La ministre canadienne des Finances, Chrystia Freeland, a repris ce refrain à Washington en octobre 2022, devant la Brookings Institution. Au Canada, on ne parle plus vraiment du traité de libre-échange avec la Chine, un projet cher à Justin Trudeau encore en 2018. Le Canada négocie plutôt avec le Royaume-Uni et l’Association des nations de l’Asie du Sud-Est.

«L’économie d’affinité vise à créer un réseau d’accords commerciaux avec des pays amis, pour éviter qu’un pays comme la Chine utilise sa position dominante dans certains domaines pour exercer du pouvoir politique sur d’autres États», explique Stéphane Paquin, directeur scientifique du Centre d’études sur l’intégration et la mondialisation (CEIM) et professeur titulaire à l’École nationale d’administration publique (ENAP).

Coups de boutoir

Une succession de chocs survenus au cours des 15 dernières années a alimenté ce désir de s’approvisionner dans des contrées jugées moins problématiques.

La crise financière de 2008 a donné le premier coup. Alarmée par sa trop grande exposition au commerce international, la Chine a adopté une stratégie du «Made in China 2025», afin de réduire sa dépendance envers les fournisseurs étrangers. «Ce programme vise à accélérer l’industrialisation du pays et à troquer la fabrication low-tech contre une production à forte valeur ajoutée», résume Stéphane Paquin.

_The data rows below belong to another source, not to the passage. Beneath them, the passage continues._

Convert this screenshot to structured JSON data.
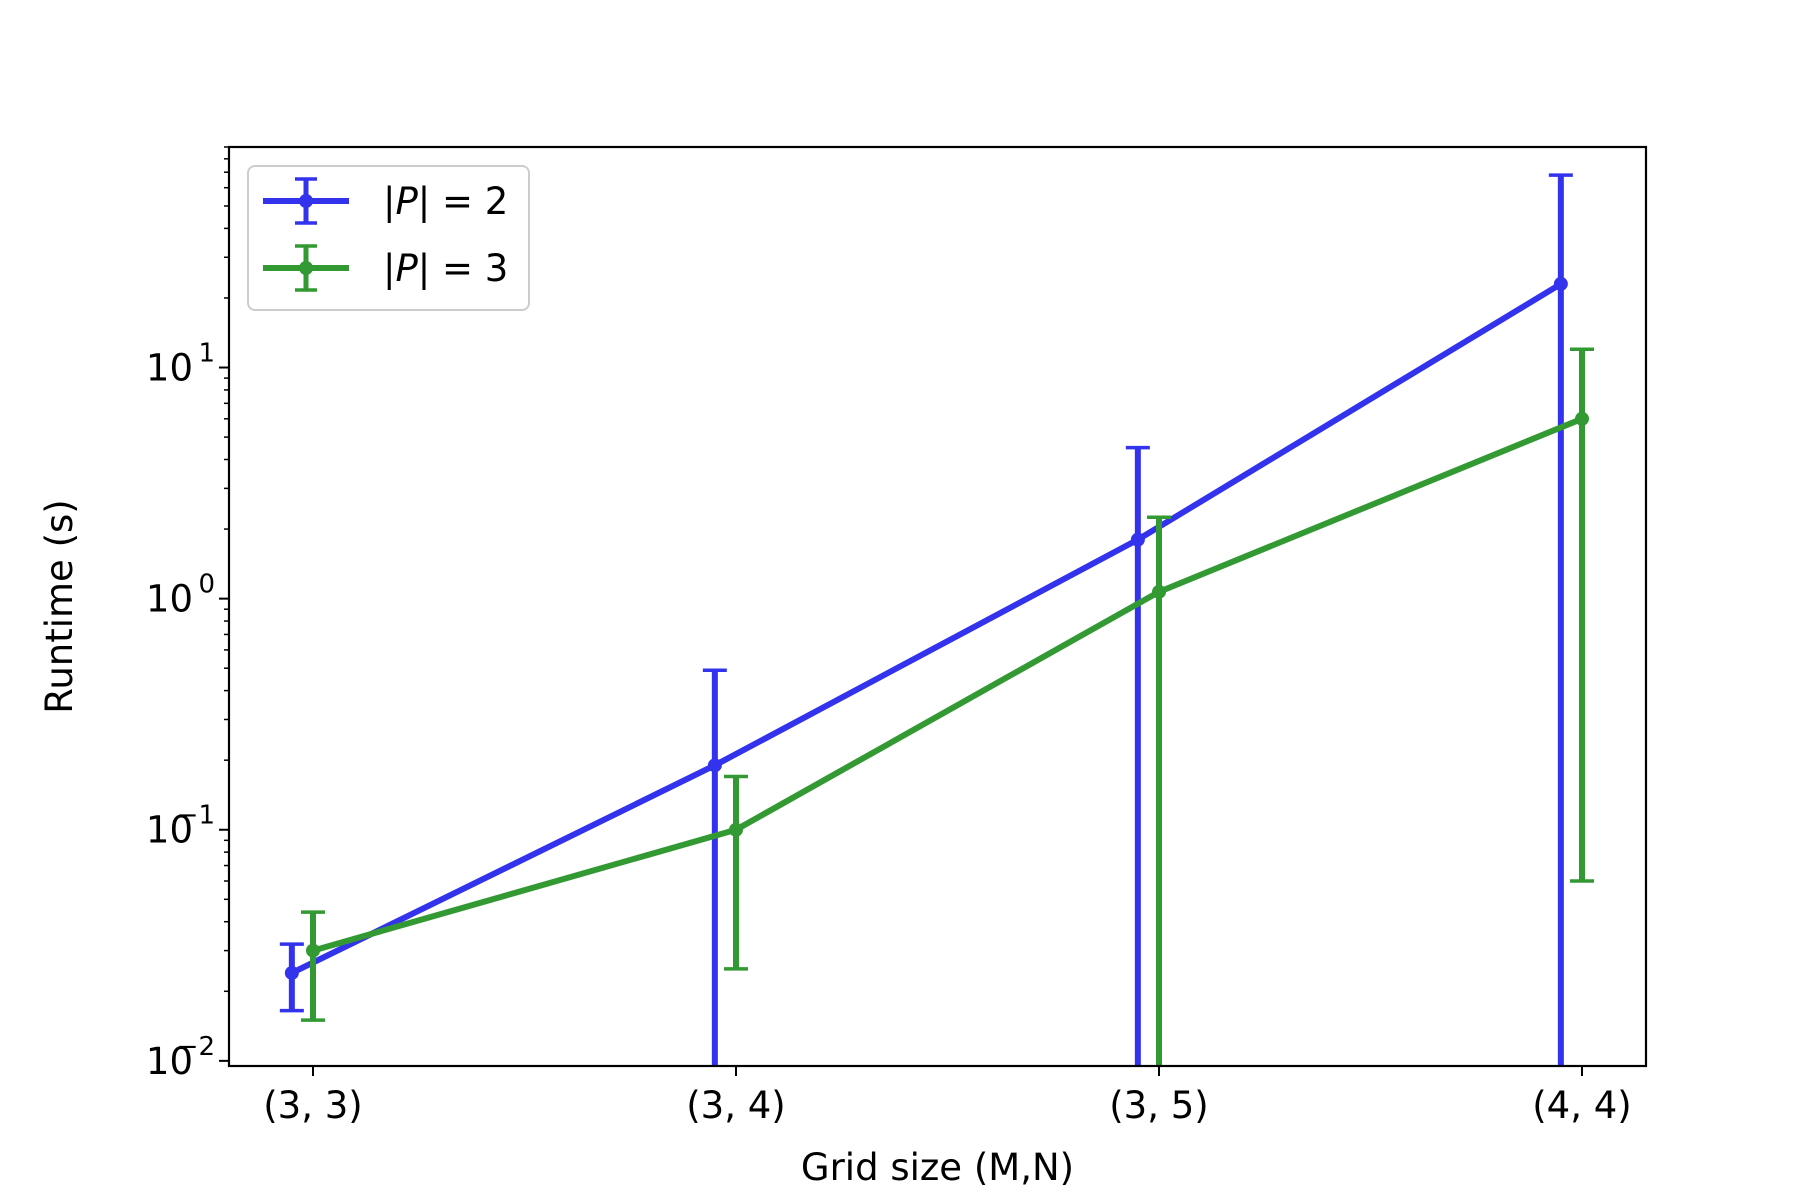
{
  "chart_data": {
    "type": "line",
    "title": "",
    "xlabel": "Grid size (M,N)",
    "ylabel": "Runtime (s)",
    "categories": [
      "(3, 3)",
      "(3, 4)",
      "(3, 5)",
      "(4, 4)"
    ],
    "yscale": "log",
    "ylim": [
      0.0095,
      90
    ],
    "yticks": [
      {
        "value": 0.01,
        "base": "10",
        "exp": "−2"
      },
      {
        "value": 0.1,
        "base": "10",
        "exp": "−1"
      },
      {
        "value": 1,
        "base": "10",
        "exp": "0"
      },
      {
        "value": 10,
        "base": "10",
        "exp": "1"
      }
    ],
    "grid": false,
    "legend_position": "top-left",
    "series": [
      {
        "name": "|P| = 2",
        "legend_var": "P",
        "legend_value": "2",
        "color": "#3333ee",
        "offset": -0.05,
        "values": [
          0.024,
          0.19,
          1.8,
          23
        ],
        "err_low": [
          0.0165,
          0.0001,
          0.0001,
          0.0001
        ],
        "err_high": [
          0.032,
          0.49,
          4.5,
          68
        ]
      },
      {
        "name": "|P| = 3",
        "legend_var": "P",
        "legend_value": "3",
        "color": "#339933",
        "offset": 0.0,
        "values": [
          0.03,
          0.1,
          1.07,
          6.0
        ],
        "err_low": [
          0.015,
          0.025,
          0.0001,
          0.06
        ],
        "err_high": [
          0.044,
          0.17,
          2.25,
          12
        ]
      }
    ]
  }
}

Or ce virage a suscité l’inquiétude à l’étranger. Les États-Unis ont depuis lors multiplié les tarifs sur certaines importations, pour freiner l’élan chinois. La Chine a répliqué en imposant ses propres tarifs. Dix ans après la crise financière, ces mesures restrictives touchaient 7,5% des importations mondiales, contre 0,6% en 2009, selon l’Organisation mondiale du commerce.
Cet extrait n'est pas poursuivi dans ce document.